Фредер, Люси и Уилл сидели на одной койке в душной камере. Сколько прошло часов, они не понимали. Окон в подземелье не было, спасибо, хоть керосиновую лампу поставили для узников, и они могли разглядывать свои лица. Фредер мучался, что нельзя покурить. У него при себе были спичка и трубка, но из-за Люси и Уилла он терпел, им ведь придётся дышать дымом в непроветриваемом помещении.
— Орешки? — Уилл вытащил из карманов кителя миндаль. — Я их прихватил из обеденного зала.
— Ты и меня угощаешь? — ухмыльнулся Фредер, когда ему протянули горсть.
— Бери, чего уж там, — не пытаясь уклониться, сказал Уилл. — Вряд ли к нам придёт сон.
Люси взяла орешек и сжала в кулаке.
— Как думаете, абадоны уже начали свою войну?
— Не хочу и думать, — неспокойно сказал Фредер, злобно разгрызая орехи. — Когда нас выпустят отсюда, если, конечно, такое произойдёт, мы не узнаем Санпавы. А Джексон Марион, санпавцы, хватит ли ума примкнуть к победителю?
Люси повернулась к нему.
— Может, к лучшему будет, если абадоны Зенрута проиграют? — неуверенно спросила она. — Геровальд и Иги хоть и чужие короли, но они справедливее и добрее отнесутся к санпавцам. А наша зенрутская армия обвинит в поражении королеву и герцога, которые привели в нашу страну абадон. Королева и герцог потеряют доверии армии. Фредер, а ты сможешь его забрать себе, наставив недовольных генералов против правящих королей.

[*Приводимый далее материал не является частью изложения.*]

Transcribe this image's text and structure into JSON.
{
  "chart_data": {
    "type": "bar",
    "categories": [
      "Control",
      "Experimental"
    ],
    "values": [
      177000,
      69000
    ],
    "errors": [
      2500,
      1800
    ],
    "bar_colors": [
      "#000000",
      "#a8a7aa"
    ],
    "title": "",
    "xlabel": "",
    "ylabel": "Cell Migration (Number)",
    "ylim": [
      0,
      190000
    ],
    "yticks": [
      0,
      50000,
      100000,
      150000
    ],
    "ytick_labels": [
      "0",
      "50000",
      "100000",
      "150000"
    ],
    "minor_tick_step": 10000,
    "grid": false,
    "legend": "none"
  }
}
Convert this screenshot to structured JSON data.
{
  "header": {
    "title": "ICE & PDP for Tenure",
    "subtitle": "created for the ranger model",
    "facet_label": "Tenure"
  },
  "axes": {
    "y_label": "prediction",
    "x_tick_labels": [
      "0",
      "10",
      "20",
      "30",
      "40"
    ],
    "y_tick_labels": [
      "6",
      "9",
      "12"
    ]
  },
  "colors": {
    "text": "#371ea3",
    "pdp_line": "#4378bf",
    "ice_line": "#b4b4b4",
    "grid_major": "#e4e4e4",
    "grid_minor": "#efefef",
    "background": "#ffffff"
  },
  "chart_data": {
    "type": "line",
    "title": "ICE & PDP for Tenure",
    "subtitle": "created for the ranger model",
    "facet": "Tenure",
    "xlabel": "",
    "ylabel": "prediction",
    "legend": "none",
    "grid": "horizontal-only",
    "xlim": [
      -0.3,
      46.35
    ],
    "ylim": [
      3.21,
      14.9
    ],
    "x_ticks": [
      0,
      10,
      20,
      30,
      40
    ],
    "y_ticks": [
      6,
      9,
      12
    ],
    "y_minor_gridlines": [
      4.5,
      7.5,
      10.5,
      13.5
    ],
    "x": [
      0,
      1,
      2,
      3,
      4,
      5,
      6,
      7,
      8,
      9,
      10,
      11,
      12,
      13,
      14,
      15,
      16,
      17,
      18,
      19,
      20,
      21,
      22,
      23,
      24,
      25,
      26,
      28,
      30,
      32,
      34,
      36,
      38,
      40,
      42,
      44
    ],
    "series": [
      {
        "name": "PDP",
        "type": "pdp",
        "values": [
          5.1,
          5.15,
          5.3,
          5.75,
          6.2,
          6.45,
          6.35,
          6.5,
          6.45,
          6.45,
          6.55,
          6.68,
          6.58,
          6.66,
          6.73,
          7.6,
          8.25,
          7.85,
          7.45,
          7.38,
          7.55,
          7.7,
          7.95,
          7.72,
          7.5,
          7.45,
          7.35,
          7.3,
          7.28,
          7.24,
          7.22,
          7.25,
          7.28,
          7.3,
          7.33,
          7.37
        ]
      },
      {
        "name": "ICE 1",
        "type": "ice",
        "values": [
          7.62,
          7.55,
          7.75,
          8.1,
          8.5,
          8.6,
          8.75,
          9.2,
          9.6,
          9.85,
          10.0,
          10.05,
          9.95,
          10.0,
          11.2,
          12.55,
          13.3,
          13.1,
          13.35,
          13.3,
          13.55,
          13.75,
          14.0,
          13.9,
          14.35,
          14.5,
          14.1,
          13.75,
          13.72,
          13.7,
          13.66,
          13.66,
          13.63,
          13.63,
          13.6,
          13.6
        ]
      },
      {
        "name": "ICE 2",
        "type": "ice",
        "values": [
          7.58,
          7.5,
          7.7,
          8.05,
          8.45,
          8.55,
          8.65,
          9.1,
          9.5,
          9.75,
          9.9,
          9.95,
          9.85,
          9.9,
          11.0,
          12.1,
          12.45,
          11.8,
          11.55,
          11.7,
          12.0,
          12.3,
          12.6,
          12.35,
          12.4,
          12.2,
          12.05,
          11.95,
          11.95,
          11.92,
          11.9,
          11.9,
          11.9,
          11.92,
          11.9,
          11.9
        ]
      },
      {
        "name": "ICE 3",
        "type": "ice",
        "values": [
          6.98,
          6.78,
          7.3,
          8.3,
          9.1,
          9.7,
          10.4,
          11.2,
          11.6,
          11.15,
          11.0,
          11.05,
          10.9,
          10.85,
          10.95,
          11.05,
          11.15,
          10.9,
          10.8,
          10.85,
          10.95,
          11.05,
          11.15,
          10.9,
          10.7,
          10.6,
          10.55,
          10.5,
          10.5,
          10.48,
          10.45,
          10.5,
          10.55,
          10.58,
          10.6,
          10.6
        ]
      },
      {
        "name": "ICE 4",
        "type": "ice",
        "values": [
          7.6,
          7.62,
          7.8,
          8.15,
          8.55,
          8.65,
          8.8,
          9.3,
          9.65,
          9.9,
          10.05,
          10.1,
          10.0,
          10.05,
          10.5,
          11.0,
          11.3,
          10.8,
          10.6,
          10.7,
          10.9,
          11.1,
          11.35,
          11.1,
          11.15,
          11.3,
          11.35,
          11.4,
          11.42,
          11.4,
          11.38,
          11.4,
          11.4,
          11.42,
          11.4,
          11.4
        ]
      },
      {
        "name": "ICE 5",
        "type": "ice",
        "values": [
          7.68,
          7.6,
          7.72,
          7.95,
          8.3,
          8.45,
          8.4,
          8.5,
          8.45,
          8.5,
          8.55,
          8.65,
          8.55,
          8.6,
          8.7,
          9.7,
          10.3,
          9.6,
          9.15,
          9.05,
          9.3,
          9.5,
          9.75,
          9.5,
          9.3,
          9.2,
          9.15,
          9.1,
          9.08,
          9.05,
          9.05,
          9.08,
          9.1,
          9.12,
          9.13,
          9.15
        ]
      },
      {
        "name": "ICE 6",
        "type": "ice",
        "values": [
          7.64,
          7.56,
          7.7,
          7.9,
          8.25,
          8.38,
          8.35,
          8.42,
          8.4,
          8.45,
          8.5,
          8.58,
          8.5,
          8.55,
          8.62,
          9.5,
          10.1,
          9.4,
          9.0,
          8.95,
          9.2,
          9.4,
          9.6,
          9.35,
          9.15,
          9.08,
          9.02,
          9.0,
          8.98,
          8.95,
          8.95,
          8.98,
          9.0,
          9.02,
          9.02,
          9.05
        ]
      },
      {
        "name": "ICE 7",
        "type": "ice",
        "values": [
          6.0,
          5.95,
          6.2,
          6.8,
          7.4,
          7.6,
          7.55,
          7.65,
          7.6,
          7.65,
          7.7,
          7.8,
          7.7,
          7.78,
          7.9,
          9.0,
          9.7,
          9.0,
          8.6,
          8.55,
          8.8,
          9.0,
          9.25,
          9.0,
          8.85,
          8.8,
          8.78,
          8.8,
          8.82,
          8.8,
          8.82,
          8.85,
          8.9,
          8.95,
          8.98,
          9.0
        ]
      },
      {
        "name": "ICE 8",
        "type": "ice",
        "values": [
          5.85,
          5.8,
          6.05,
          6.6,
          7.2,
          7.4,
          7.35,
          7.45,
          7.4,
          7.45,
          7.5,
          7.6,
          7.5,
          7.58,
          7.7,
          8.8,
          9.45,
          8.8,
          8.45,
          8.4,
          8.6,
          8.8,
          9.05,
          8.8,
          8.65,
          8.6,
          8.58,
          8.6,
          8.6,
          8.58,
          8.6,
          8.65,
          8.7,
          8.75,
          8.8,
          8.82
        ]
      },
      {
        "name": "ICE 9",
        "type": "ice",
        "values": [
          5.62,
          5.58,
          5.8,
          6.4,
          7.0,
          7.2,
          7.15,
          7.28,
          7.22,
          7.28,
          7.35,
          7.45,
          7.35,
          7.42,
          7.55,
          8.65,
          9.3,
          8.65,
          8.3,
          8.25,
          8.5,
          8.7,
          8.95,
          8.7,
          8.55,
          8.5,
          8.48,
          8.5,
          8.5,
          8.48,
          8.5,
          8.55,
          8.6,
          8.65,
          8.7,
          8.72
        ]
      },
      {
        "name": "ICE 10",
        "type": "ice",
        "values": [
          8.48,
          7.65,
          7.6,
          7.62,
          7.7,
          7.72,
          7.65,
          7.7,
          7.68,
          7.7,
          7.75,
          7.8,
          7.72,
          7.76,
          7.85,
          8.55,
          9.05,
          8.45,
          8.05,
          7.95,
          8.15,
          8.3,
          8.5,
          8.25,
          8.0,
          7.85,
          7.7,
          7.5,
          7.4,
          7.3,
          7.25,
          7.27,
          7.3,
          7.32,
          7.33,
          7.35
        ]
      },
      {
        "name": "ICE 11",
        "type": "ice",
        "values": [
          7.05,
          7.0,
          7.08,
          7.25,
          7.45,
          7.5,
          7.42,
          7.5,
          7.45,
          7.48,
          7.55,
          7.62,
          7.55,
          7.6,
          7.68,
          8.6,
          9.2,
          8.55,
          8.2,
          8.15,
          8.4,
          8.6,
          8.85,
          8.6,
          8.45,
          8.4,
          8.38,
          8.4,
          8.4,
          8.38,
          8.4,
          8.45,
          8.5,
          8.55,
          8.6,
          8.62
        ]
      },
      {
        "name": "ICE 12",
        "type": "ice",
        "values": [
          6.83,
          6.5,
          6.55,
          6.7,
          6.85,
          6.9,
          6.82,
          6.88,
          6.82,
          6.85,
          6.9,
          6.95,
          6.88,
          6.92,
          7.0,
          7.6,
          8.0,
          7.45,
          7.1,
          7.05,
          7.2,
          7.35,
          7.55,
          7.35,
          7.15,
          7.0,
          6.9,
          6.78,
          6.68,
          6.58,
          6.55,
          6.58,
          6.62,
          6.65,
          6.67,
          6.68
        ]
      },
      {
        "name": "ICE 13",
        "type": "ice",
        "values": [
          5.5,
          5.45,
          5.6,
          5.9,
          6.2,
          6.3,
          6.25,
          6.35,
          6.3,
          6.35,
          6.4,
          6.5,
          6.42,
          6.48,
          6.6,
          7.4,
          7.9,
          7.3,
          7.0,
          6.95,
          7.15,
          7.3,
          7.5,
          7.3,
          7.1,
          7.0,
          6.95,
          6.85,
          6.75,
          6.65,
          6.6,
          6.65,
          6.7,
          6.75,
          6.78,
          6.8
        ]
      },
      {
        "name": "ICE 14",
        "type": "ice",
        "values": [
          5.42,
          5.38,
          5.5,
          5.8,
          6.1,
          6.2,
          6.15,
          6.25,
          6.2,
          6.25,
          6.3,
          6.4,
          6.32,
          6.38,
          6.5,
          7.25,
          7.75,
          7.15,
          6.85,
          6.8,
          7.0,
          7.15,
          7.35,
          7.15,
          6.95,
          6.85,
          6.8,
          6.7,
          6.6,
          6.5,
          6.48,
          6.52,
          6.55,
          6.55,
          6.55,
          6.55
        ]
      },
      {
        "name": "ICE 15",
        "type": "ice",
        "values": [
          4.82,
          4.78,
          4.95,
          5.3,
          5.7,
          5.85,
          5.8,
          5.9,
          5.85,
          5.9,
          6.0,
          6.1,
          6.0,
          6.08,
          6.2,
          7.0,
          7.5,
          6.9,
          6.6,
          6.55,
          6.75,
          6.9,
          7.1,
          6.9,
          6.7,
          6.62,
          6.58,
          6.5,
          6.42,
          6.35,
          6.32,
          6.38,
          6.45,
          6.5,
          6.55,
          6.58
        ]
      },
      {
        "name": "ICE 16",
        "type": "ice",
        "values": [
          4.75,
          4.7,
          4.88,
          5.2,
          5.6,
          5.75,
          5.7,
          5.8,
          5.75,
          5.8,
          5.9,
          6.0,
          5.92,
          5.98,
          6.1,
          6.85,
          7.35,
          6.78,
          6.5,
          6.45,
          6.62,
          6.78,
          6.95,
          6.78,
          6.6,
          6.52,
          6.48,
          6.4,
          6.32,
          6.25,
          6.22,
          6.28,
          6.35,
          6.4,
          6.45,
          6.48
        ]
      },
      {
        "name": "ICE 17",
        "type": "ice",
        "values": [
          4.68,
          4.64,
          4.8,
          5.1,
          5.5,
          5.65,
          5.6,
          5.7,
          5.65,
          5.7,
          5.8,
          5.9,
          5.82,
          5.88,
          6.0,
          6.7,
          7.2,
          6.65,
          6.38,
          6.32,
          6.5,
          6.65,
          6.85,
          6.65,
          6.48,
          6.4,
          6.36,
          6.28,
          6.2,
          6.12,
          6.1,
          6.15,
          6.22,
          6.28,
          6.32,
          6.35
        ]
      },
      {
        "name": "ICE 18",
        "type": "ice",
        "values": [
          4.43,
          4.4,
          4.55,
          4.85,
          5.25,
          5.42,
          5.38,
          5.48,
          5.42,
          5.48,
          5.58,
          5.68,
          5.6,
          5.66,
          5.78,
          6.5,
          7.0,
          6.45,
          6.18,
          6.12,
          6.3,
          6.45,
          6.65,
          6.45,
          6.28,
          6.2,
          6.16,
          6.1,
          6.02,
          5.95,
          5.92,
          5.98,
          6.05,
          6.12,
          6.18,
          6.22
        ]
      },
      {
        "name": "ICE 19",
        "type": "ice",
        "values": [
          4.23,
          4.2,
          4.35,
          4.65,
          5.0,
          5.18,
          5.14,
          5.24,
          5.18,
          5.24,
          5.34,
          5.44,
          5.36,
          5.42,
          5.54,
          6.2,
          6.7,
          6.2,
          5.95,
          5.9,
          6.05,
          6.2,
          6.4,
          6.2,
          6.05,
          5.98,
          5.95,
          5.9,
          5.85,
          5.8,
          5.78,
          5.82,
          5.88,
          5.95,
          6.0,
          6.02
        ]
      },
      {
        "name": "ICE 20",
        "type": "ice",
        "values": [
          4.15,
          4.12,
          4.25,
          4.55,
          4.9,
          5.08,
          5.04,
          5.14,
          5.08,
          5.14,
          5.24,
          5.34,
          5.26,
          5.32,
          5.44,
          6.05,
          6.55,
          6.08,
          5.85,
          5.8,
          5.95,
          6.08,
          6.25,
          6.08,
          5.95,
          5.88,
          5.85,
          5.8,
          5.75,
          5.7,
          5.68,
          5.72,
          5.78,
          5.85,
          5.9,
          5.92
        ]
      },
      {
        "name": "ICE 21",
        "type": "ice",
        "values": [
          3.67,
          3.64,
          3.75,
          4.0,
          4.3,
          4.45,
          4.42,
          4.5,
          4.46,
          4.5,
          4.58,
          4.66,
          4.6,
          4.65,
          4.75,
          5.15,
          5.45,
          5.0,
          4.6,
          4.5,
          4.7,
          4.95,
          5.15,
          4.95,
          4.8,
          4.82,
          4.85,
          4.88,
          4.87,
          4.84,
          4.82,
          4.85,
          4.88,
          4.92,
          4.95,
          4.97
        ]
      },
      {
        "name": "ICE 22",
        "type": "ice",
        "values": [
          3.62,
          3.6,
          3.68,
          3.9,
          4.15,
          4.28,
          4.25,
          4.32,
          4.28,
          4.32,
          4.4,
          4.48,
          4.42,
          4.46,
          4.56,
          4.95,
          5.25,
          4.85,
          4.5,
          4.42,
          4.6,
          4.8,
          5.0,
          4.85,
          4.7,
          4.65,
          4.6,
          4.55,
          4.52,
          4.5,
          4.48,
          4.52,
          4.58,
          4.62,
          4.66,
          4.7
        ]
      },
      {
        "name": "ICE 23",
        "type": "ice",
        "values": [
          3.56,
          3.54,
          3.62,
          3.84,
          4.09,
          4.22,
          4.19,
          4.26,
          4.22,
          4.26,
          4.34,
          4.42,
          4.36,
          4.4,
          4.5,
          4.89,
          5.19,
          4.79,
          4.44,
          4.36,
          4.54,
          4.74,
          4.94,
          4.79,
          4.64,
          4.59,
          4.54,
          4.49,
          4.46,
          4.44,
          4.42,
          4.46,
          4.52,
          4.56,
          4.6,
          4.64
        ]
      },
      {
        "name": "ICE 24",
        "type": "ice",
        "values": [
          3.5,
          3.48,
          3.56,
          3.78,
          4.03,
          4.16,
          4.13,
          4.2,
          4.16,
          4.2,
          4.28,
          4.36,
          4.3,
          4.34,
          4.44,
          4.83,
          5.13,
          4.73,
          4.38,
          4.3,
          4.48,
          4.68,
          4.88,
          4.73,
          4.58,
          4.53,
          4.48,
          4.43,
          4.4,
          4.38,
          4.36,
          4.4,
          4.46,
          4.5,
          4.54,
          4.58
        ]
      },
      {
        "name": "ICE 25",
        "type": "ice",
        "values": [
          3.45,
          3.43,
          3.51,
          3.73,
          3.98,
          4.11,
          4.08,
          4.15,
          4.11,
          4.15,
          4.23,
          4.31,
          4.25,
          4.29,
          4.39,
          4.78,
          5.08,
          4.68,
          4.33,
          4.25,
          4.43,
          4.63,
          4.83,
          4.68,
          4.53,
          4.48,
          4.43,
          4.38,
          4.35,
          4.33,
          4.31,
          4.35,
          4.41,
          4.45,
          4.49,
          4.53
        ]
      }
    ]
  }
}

— Дело говоришь. Но я не хочу проигрыша своей стране. И не ценой смертей невинных санпавских жителей я хочу заручиться поддержкой армии.
Они услышали, как отпирают дверь. В темницу влетел Огастус, за ним забежали старые знакомые Фредера: Джон Пайн, Стивен Лодж, Алан Манрин и Дэвин Харди.
Огастус растолкал Люси и Фредера, стянул Уилла и койки и схватил за грудки. Глаза его горели безжалостным огнём.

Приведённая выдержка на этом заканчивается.